Ports — the numbered doors on a computer
A single computer runs many services at once (web, email, remote login). Ports are numbered doors (0–65535) so data reaches the right service. An IP address gets you to the building; the port number gets you to the right room.
| Port | Protocol | What it's for | Encrypted? |
|---|---|---|---|
| 20 / 21 | FTP | Transferring files (old style) | No |
| 22 | SSH | Secure remote login to a machine | Yes |
| 23 | Telnet | Old remote login — avoid, sends passwords in the clear | No |
| 25 | SMTP | Sending email | Sometimes |
| 53 | DNS | Turning names into IP addresses | Usually no |
| 80 | HTTP | Websites (unencrypted) | No |
| 443 | HTTPS | Websites (encrypted — the padlock) | Yes |
| 3389 | RDP | Remote Desktop (Windows) | Yes |
A first look at IP addressing & subnets
An IPv4 address is four numbers (0–255) separated by dots, like 192.168.1.10. It has two parts: the network part (which street) and the host part (which house). The subnet mask tells you where the split is.
You'll often see “slash notation” like 192.168.1.0/24. The /24 means “the first 24 bits are the network,” which leaves room for 254 usable devices (192.168.1.1–254).

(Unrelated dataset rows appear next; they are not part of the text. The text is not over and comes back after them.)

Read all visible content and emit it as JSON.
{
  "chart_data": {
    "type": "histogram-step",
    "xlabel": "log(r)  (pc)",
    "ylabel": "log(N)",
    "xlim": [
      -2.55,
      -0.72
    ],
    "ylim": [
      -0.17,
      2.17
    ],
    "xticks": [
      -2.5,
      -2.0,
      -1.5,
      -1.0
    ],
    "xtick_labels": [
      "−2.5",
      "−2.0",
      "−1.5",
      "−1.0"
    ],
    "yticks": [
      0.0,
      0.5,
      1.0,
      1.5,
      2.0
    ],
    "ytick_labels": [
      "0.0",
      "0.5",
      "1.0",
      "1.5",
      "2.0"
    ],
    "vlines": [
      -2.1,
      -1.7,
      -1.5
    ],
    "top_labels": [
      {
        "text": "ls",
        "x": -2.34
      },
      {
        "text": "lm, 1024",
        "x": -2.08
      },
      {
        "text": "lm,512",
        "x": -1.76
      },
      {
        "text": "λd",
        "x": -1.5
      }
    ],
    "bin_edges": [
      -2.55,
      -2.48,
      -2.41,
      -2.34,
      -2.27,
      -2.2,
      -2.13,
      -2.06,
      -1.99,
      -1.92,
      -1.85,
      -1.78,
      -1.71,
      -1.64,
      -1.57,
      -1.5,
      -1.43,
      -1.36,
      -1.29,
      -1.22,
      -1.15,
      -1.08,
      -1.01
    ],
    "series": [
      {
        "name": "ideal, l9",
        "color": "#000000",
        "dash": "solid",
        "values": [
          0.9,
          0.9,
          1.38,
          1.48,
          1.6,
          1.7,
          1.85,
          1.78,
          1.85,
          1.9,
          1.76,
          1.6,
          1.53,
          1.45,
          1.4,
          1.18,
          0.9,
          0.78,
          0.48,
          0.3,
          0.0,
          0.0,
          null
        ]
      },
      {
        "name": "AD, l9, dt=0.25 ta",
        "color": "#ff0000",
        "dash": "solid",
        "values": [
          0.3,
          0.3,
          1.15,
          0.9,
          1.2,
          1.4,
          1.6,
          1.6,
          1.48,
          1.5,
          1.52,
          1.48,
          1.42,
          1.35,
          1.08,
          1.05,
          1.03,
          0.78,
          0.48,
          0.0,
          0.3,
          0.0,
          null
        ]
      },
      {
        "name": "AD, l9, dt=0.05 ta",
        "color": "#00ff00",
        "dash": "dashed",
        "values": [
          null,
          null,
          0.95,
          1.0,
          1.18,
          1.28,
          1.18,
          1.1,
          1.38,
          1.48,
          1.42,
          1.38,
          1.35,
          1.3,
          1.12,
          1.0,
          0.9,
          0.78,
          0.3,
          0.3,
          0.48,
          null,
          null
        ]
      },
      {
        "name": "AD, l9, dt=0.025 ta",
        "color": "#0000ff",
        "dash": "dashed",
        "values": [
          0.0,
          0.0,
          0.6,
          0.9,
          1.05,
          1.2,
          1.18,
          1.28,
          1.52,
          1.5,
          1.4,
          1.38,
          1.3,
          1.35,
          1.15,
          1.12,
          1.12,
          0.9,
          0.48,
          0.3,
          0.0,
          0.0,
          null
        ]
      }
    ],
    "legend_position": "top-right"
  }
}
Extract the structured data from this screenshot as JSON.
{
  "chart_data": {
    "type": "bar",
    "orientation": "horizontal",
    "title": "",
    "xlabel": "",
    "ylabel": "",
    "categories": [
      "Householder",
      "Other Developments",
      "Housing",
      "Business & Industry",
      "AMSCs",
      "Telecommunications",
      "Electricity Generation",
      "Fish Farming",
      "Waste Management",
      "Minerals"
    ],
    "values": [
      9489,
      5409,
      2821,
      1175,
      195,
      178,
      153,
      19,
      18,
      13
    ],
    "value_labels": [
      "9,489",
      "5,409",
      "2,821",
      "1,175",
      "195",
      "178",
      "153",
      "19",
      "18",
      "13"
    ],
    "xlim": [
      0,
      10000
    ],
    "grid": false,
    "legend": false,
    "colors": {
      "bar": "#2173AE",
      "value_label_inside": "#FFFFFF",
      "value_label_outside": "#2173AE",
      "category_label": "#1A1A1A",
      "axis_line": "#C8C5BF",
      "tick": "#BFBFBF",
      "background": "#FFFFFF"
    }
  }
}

| Range | Name | Used for |
|---|---|---|
| 10.0.0.0 – 10.255.255.255 | Private | Big internal networks |
| 172.16.0.0 – 172.31.255.255 | Private | Medium internal networks |
| 192.168.0.0 – 192.168.255.255 | Private | Homes & small offices |
| 127.0.0.1 | Loopback | “This same computer” (localhost) |
Private addresses are reused inside millions of homes and never travel on the open internet directly; a router translates them to one public address using NAT (Network Address Translation). We'll go deep on subnetting in a later lesson — for now, just recognise these ranges.
Command demo
Try: ss -tan, dig +short example.com, or ping -c 1 127.0.0.1 (ping yourself — the loopback address).
You'll capture the three-way handshake with your own eyes using tcpdump (a traffic recorder we cover fully in Module 4). Do this on your own machine only.
- Open Terminal A and start listening for traffic to example.com's web port:
$ sudo tcpdump -n -i any host example.com and tcp # -n don't resolve names, -i any = any interface. Leave this running.
- Open Terminal B and make one connection:
$ curl -s -o /dev/null https://example.com
- Look back at Terminal A. Near the top you'll see three lines with flags:
Flags [S] = SYN (step 1) · Flags [S.] = SYN-ACK (step 2) · Flags [.] = ACK (step 3). You just watched a TCP connection be born.
- Press Ctrl + C in Terminal A to stop.
Key takeaways
- The TCP/IP model has 4 practical layers: Application, Transport, Internet, Link.
- TCP = reliable (registered mail); UDP = fast but no guarantee (postcard).
- TCP starts with the three-way handshake: SYN → SYN-ACK → ACK.
- Ports are numbered doors; memorise 22, 53, 80, 443.
- Private ranges (10.x, 172.16–31.x, 192.168.x) live inside networks; NAT shares one public address.